[lustre-discuss] MDS crashing: unable to handle kernel paging request at 00000000deadbeef (iam_container_init+0x18/0x70)

Wed Apr 13 06:58:37 PDT 2016

Hi Mark,

On Tue, Apr 12, 2016 at 04:49:10PM -0400, Mark Hahn wrote:
>One of our MDSs is crashing with the following:
>
>BUG: unable to handle kernel paging request at 00000000deadbeef
>IP: [<ffffffffa0ce0328>] iam_container_init+0x18/0x70 [osd_ldiskfs]
>PGD 0
>Oops: 0002 [#1] SMP
>
>The MDS is running 2.5.3-RC1--PRISTINE-2.6.32-431.23.3.el6_lustre.x86_64
>with about 2k clients ranging from 1.8.8 to 2.6.0

I saw an identical crash in Sep 2014 when the MDS was put under memory
pressure.

>to be related to vm.zone_reclaim_mode=1.  We also enabled quotas

zone_reclaim_mode should always be 0. 1 is broken. hung processes
perpetually 'scanning' in one zone in /proc/zoneinfo whilst plenty of
pages are free in another zone is a sure sign of this issue.

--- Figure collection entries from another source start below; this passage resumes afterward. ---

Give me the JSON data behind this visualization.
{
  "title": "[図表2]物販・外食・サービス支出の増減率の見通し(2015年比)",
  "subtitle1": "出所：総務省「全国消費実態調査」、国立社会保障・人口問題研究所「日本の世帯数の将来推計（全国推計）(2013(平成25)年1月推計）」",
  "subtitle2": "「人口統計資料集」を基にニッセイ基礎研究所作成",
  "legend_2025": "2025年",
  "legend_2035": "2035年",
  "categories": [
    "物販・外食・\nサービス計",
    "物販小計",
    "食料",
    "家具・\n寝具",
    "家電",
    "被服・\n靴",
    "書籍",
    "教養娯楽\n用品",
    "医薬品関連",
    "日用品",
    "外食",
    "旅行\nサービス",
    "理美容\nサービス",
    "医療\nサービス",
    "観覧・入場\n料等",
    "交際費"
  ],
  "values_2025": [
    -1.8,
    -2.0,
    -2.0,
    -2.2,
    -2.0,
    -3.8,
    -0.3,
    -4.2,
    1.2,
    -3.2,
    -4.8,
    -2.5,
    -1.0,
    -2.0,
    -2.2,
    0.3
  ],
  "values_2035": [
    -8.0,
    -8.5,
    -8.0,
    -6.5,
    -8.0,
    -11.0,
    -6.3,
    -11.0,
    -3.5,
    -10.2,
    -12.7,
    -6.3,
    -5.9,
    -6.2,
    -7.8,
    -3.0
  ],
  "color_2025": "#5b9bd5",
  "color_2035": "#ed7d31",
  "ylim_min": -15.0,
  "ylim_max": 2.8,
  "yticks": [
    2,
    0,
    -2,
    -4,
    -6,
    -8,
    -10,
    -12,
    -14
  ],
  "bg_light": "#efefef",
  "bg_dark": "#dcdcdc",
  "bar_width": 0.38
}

however if you have vm.zone_reclaim_mode=0 now and are still seeing the
issue, then I would suspect that lustre's overly agresssive memory
affinity code is partially to blame. at the very least it is most
likely stopping you from making use of half your MDS ram.

see
  https://jira.hpdd.intel.com/browse/LU-5050

set
  options libcfs cpu_npartitions=1
to fix it. that's what I use on OSS and MDS for all my clusters.

cheers,
robin